Alleen stenen en vuurstenen werktuigen en het afval van de werktuigproductie zijn in de nederzettingen bewaard gebleven. De loden artefacten van de cultuur bestaan uit: kernbijlen, maar voornamelijk schijfbijlen, microlieten, eensnijtanden, naalden en diverse bijlen. Zijn gereedschappen zijn gebaseerd op de productie van schaafsel uit perronkernen. (geen cilindrische kernen of handvatkernen).

De eerste vondsten van de Phosaïsche cultuur werden gedaan door Anders Nummedal, in Voldvatnet op het eiland Nordlandet in Kristiansund. Nummedal was een leraar met een grote belangstelling voor geologie en archeologie.

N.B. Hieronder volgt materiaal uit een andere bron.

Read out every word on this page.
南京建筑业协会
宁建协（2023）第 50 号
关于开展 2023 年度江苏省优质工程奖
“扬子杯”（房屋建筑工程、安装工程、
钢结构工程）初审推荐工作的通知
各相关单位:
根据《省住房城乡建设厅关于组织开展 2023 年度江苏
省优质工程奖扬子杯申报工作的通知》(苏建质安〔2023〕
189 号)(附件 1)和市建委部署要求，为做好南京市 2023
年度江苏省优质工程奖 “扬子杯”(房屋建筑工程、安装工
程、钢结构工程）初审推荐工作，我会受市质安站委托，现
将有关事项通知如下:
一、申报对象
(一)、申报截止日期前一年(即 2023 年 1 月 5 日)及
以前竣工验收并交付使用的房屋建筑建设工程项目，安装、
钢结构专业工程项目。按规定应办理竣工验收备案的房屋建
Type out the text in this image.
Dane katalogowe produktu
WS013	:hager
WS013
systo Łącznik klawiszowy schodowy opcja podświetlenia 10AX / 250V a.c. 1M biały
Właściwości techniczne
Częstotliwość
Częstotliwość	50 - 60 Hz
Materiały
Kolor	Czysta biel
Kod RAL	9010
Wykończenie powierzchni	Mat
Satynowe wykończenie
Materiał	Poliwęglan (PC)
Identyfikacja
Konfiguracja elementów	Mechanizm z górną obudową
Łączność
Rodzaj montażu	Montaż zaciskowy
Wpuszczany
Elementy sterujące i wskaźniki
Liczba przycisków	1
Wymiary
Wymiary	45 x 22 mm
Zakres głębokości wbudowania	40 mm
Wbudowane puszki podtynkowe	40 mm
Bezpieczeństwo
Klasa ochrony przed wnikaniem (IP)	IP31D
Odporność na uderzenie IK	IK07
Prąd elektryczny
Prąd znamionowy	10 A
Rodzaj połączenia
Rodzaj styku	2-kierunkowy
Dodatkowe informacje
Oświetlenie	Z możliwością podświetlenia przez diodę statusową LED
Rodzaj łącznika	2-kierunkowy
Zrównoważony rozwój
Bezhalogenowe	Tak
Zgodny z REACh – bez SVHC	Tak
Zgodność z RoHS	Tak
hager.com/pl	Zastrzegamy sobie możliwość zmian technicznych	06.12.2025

Toen hij postglaciale kustlijnen bestudeerde, ontdekte hij hoog in het terrein bewerkt vuursteen.

In een brief uit 1910 aan Karl Ditlev Rygh van het Trondheim Museum schrijft Nummedal: “Afgelopen woensdag besloot ik vuursteen te gaan zoeken bij Kirklandet in Kristiansund. Ik heb gezocht op alle plaatsen waar de grond kaal was door graafwerkzaamheden of gerooid. De resultaten verrasten me: op elke plaats die ik bezocht, vond ik vuursteen bewerkt door mensen. Latere opzoekingen in Kirklandet en Nordlandet hebben dezelfde resultaten opgeleverd. Ik ken nu 15 locaties in en rond de stad Kristiansund.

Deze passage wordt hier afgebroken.